Os resultados obtidos revelam que a fase de pré-construção exerce um impacto significativo nos resultados finais de obras de alto padrão. O Gestor 1 relatou que a participação no pré-estudo, orçamento e análise de viabilidade trouxe uma visão mais ampla do processo, agregando valor ao desenvolvimento profissional e permitindo que a obra fosse iniciada com pleno conhecimento do projeto. Um exemplo prático desse sucesso foi a mobilização extremamente ágil da obra, realizada em apenas 10 dias após a liberação do alvará de execução. Esse desempenho foi possível porque, durante a pré-construção, toda a estrutura do canteiro e as contratações já haviam sido planejadas e organizadas, mesmo para uma obra localizada fora da cidade de São Paulo.

Em contrapartida, a experiência do Gestor 2 evidenciou os riscos de uma execução desconectada do planejamento inicial. Apesar de ter realizado um planejamento detalhado em 2020, a obra sofreu atrasos e apresentou prejuízo significativo. O gestor observou que falhas na execução e no controle podem comprometer o resultado final, mesmo quando a pré-construção está estruturada. A principal dificuldade relatada foi o recebimento tardio de projetos com informações precárias, o que prejudicou a assertividade no planejamento das atividades e no orçamento. A cada revisão de projeto solicitada pelo cliente, a equipe de orçamento precisava gerar ajustes complexos em um escopo mal definido, demonstrando que a continuidade e a coerência entre planejamento e execução são vitais.

O uso de metodologias de gestão de projetos foi apontado como essencial por todos os entrevistados. O Gestor 1 destacou a aplicação do Last Planner System e a realização de reuniões rápidas e ágeis para manter a equipe alinhada e garantir avanços contínuos diante de imprevistos. O Gestor 2 utilizou o Guia PMBOK como referência para a estruturação do escopo e gestão de riscos, embora tenha ressaltado que a aplicação teórica exige disciplina e engajamento de todos os envolvidos para funcionar na prática. Já o Gestor 3 utilizou o Building Information Modeling 4D como ferramenta de apoio, o que proporcionou previsibilidade no cronograma e maior clareza na análise de interferências, permitindo uma visão completa da obra para a elaboração do plano de ataque.
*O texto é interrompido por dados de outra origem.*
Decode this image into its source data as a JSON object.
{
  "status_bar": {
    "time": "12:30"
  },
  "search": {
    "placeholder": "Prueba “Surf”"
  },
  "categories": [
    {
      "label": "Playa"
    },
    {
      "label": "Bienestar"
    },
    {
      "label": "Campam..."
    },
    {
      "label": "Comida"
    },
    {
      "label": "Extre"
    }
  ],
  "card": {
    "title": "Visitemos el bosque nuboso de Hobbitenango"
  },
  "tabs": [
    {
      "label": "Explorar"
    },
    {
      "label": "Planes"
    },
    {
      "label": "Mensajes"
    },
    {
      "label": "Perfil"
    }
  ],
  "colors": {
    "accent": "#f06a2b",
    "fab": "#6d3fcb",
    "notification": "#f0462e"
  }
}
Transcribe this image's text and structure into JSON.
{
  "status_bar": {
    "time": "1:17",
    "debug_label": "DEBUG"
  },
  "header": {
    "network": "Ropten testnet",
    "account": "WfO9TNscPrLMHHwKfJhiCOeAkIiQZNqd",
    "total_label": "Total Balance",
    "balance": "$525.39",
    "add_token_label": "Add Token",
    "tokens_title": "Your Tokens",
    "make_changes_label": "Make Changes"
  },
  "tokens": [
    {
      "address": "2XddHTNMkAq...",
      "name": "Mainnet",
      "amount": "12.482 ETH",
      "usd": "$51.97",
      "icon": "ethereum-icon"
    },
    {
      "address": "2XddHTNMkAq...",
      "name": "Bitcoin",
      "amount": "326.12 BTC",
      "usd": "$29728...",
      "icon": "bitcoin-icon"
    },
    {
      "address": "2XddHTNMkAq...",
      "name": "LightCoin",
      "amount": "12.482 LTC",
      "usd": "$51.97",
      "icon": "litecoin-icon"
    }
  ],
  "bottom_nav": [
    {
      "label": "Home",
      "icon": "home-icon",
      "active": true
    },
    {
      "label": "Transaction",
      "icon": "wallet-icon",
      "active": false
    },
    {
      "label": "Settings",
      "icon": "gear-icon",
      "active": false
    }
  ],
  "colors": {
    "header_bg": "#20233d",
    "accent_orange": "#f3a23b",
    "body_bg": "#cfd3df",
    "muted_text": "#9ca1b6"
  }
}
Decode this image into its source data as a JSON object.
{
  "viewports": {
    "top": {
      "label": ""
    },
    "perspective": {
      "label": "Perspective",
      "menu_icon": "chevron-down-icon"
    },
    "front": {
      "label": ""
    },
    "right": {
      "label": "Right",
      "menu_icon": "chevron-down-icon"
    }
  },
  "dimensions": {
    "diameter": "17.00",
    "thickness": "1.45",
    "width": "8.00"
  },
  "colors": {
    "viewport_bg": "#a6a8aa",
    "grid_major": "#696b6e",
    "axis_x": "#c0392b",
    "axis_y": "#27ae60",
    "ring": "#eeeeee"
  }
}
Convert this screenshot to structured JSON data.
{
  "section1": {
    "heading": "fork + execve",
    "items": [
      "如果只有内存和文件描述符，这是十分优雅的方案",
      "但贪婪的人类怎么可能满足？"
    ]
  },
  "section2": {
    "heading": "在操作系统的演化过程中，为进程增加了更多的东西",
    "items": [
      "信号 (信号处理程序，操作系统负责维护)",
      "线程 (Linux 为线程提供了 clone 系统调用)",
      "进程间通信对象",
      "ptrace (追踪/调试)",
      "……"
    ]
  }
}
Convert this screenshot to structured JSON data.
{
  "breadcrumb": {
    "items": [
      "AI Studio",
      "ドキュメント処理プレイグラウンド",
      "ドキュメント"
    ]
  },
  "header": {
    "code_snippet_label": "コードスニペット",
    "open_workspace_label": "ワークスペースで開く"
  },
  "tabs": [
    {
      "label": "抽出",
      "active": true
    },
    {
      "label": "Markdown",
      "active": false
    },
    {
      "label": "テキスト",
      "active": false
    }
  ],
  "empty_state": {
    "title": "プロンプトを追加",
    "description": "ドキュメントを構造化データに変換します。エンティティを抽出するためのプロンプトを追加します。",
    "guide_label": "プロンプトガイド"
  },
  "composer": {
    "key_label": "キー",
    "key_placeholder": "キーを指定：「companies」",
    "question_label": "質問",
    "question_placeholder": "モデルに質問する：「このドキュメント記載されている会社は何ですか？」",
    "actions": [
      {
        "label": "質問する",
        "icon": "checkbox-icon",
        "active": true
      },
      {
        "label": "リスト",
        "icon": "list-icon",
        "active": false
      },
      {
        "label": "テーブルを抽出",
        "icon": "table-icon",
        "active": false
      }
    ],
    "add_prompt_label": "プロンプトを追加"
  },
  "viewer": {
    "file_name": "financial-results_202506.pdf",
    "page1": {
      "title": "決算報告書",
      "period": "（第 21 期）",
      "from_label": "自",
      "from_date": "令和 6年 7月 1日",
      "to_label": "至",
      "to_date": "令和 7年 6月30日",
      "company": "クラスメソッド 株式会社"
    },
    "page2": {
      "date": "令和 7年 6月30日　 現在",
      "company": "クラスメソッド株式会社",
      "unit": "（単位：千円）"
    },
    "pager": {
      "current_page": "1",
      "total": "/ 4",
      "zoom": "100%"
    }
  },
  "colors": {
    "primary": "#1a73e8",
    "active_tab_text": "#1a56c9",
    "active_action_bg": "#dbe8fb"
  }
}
A integração de profissionais especializados desde o início da pré-construção mostrou-se um fator determinante para a qualidade. O Gestor 1 enfatizou a necessidade de envolver engenheiros, arquitetos e especialistas em instalações e estrutura, além de estabelecer parcerias com fornecedores para obter informações técnicas precisas. O Gestor 2, por outro lado, apontou que a ausência de arquitetos para auxiliar na análise dos projetos e a falta de envolvimento de especialistas impactaram diretamente na qualidade do planejamento em sua experiência. O Gestor 3 contou com um time amplo, incluindo engenheiros de planejamento e consultores externos, o que trouxe maior segurança na fase de estudos preliminares e na avaliação de riscos financeiros.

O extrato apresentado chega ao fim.